Daly, however, appeared anything but pleased by circumstances not quite under
her control, and hastened to remind me that it was only an old piano which had got
rather scratched up, thanks to one of her young nephews, who had used the lid
for a playground on several occasions.
And to confirm this regrettable fact she gently returned the lid to its
original closed position, obliging me to withdraw my love-sick fingers from the
acquiescent keys.
"There, you see?" she declares, pointing to a few
small scratches superficially etched into the woodwork on top of the lid. "I'll have to get someone to come and
polish it all over again." And
then, abruptly changing track: "Was that music you were playing?"
"Just a jazzy improvisation," I modestly confess.
"Not music, then," Mrs.
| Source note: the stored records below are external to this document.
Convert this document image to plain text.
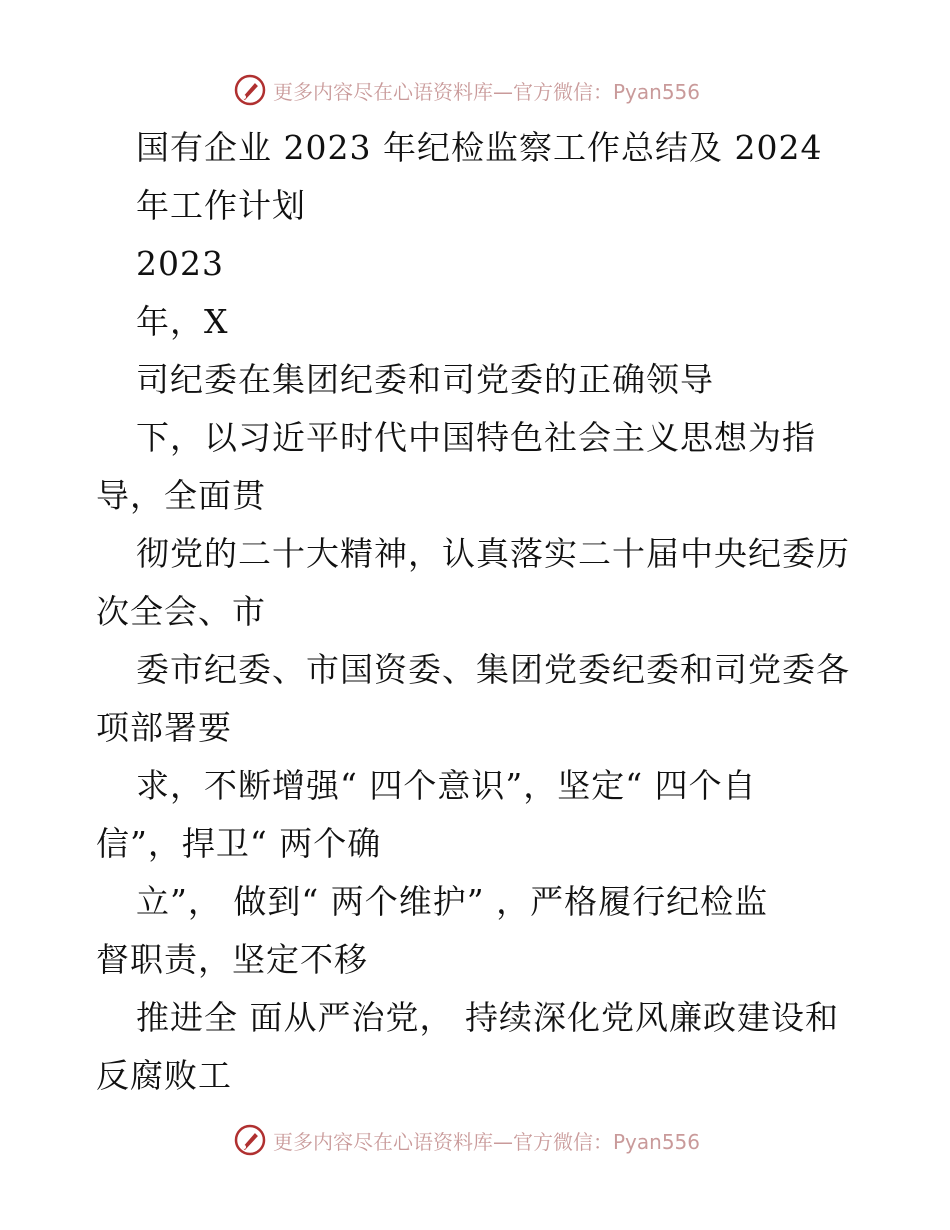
更多内容尽在心语资料库—官方微信：Pyan556
国有企业 2023 年纪检监察工作总结及 2024
年工作计划
2023
年，X
司纪委在集团纪委和司党委的正确领导
下，以习近平时代中国特色社会主义思想为指
导，全面贯
彻党的二十大精神，认真落实二十届中央纪委历
次全会、市
委市纪委、市国资委、集团党委纪委和司党委各
项部署要
求，不断增强“ 四个意识”，坚定“ 四个自
信”，捍卫“ 两个确
立”， 做到“ 两个维护” ，严格履行纪检监
督职责，坚定不移
推进全 面从严治党， 持续深化党风廉政建设和
反腐败工
更多内容尽在心语资料库—官方微信：Pyan556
Daly rejoins, in her customary
snobbish fashion.
"Well, music of sorts," I aver, preferring to ignore a
definition of music which applied solely to printed scores.
"And did you ever take lessons?" she asks on a faintly
sceptical note.
"Indeed I did," I smilingly reply. "For five long years."
She looks as though she doesn't quite believe me. "This was at school, was it?"
"No, privately," I correct, conscious, as ever, of the
snobbish implications in the old widow's assumption, but determined not to
allow myself to become unduly contemptuous of her. For by now I was beginning to feel an uprush
of psychological relief from some remote quarter of my mind, such as I had
never experienced in connection with Mrs. Daly before. And then, as quick as lightning, I realized
that something I must have wanted to do all along, namely toy with her piano,
had just taken place, in consequence of which I was now free of a nagging
subconscious ambition. It was as if a
spell had been broken and I no longer had anything to keep me there. To Mrs. Daly's surprise, I remarked that I
would now have to be going, since the time was getting late and I had one or
two personal things to attend to before the afternoon was over.
"But it has only just turned three-thirty!" she
protests, turning desperate eyes towards the nearest clock. "I was about to get you some tea!"
This, of course, was something she normally did at around this
time, thereby obliging me to persevere with her conversation until gone
four. "Yes, but I've got to go to
the local library today," I obdurately inform her, as I proceed, without
further ado, to the hall in order to retrieve my coat.
"Well, do come again soon, Matthew," she politely
insists, before I could open the door and bid her a curt goodbye.
"I'll try," I assure her. But, deep down, I felt this was the last
visit I would ever pay her. For I had
broken the spell and now I was free.
From now on, her house would hold absolutely no attraction for me!